Choice models assume that people are, in some sense, rational. If respondents have clearly irrational data then the conclusions from the models are unreliable. This article first describes The idea of rational choice in choice models and then explains the need to Look for strong evidence of irrationality.
The idea of rational choice in choice models
The term "rational" is a term of art from economics, which essentially means that the person is making choices in a way that is consistent with their self-interests. Working out if choices in conjoint questionnaires are rational is an ongoing area of research, and lots of work shows that they are often not rational (e.g., irrelevant information shown earlier in a questionnaire can influence choices). Nevertheless, in most studies, it is possible to draw some conclusions regarding what constitutes irrationality.
For example, in the chocolate study analyzed in many of the other articles on The Data Story Guide, 6% of the sample had data indicating they preferred to pay $2.49 to $0.99.
A common misunderstanding is that maybe a result like this is an insight rather than a problem. For example, perhaps it means that people use price as a cue for quality. However, a fundamental assumption of choice modeling is that people are making choices based on the information presented to them in the choice questionnaire. If instead, they are using the information presented to make guesses about other non-shown attributes (such as quality), then the resulting data is of limited utility and can only end up causing problems. For example, if a chocolate marketer is told that more people will buy chocolate at $2.49 than $0.99, they will raise the price but not the quality, and consumers will quickly learn not to use price as a cue for quality in that market).

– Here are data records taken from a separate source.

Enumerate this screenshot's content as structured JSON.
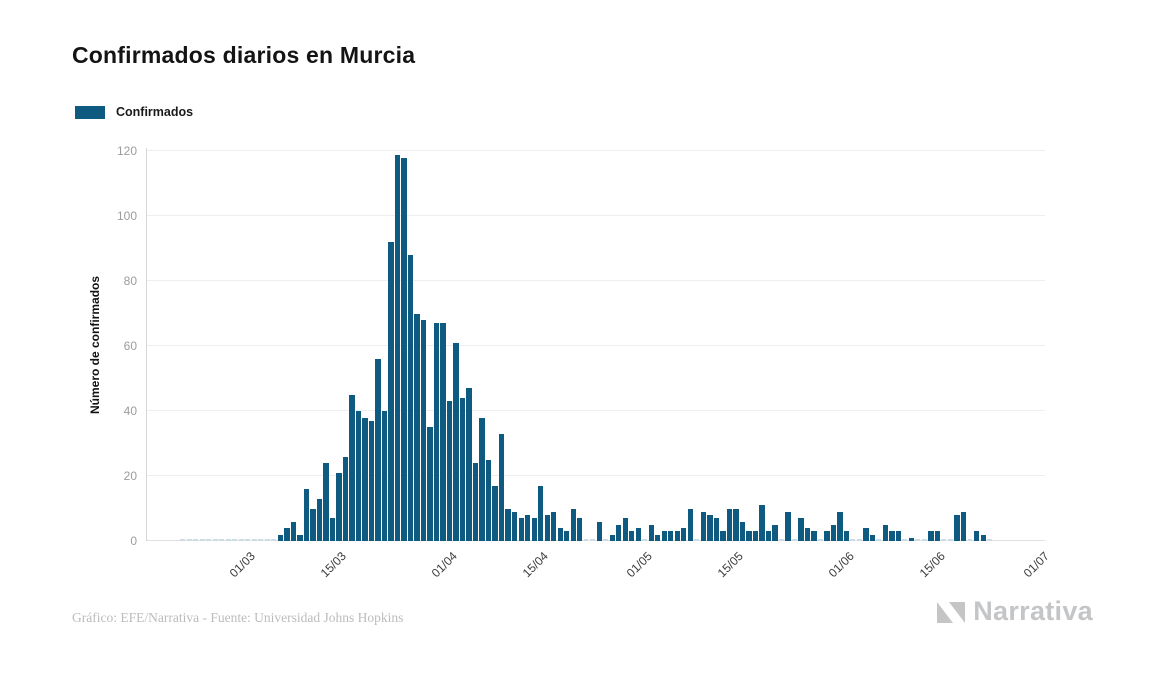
{
  "title": "Confirmados diarios en Murcia",
  "legend": {
    "label": "Confirmados"
  },
  "y_axis": {
    "title": "Número de confirmados"
  },
  "footer": {
    "caption": "Gráfico: EFE/Narrativa - Fuente: Universidad Johns Hopkins",
    "brand": "Narrativa"
  },
  "colors": {
    "bar": "#0f5a80",
    "zero_dash": "#ccdbe4",
    "grid": "#eeeeee",
    "axis_line": "#d6d6d6",
    "y_tick_text": "#9c9c9c",
    "x_tick_text": "#3a3a3a",
    "title_text": "#141414",
    "caption_text": "#bcbcbc",
    "brand_gray": "#c3c5c7"
  },
  "chart_data": {
    "type": "bar",
    "title": "Confirmados diarios en Murcia",
    "series_name": "Confirmados",
    "xlabel": "",
    "ylabel": "Número de confirmados",
    "ylim": [
      0,
      121
    ],
    "y_ticks": [
      0,
      20,
      40,
      60,
      80,
      100,
      120
    ],
    "grid": true,
    "legend_position": "top-left",
    "x_tick_labels": [
      "01/03",
      "15/03",
      "01/04",
      "15/04",
      "01/05",
      "15/05",
      "01/06",
      "15/06",
      "01/07"
    ],
    "x_tick_day_index": [
      15,
      29,
      46,
      60,
      76,
      90,
      107,
      121,
      137
    ],
    "n_days": 138,
    "values": [
      null,
      null,
      null,
      null,
      null,
      0,
      0,
      0,
      0,
      0,
      0,
      0,
      0,
      0,
      0,
      0,
      0,
      0,
      0,
      0,
      2,
      4,
      6,
      2,
      16,
      10,
      13,
      24,
      7,
      21,
      26,
      45,
      40,
      38,
      37,
      56,
      40,
      92,
      119,
      118,
      88,
      70,
      68,
      35,
      67,
      67,
      43,
      61,
      44,
      47,
      24,
      38,
      25,
      17,
      33,
      10,
      9,
      7,
      8,
      7,
      17,
      8,
      9,
      4,
      3,
      10,
      7,
      0,
      0,
      6,
      0,
      2,
      5,
      7,
      3,
      4,
      0,
      5,
      2,
      3,
      3,
      3,
      4,
      10,
      0,
      9,
      8,
      7,
      3,
      10,
      10,
      6,
      3,
      3,
      11,
      3,
      5,
      0,
      9,
      0,
      7,
      4,
      3,
      0,
      3,
      5,
      9,
      3,
      0,
      0,
      4,
      2,
      0,
      5,
      3,
      3,
      0,
      1,
      0,
      0,
      3,
      3,
      0,
      0,
      8,
      9,
      0,
      3,
      2,
      0,
      null,
      null,
      null,
      null,
      null,
      null,
      null,
      null
    ]
  }
}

Look for strong evidence of irrationality
Returning to the finding that 6% of respondents were found to prefer to pay more for chocolate, it is premature to conclude that such respondents are irrational. Inevitably some people will find price relatively unimportant, and for these people there will be uncertainty about their preference for price. A more rigorous analysis is to only exclude people where it is highly likely they have ignored price (e.g., with a probability of at least 95%). Such an analysis leads to only excluding 1 person (0.3% of the sample). The post Performing Conjoint Analysis Calculations with HB Draws (Iterations) describes the basic logic of such an analysis.
Another thing to be careful about when identifying irrational respondents is that the respondents should be given the benefit of the doubt. As discussed in Checking that Data is Not Impossible, it is easy to incorrectly make conclusions about such things.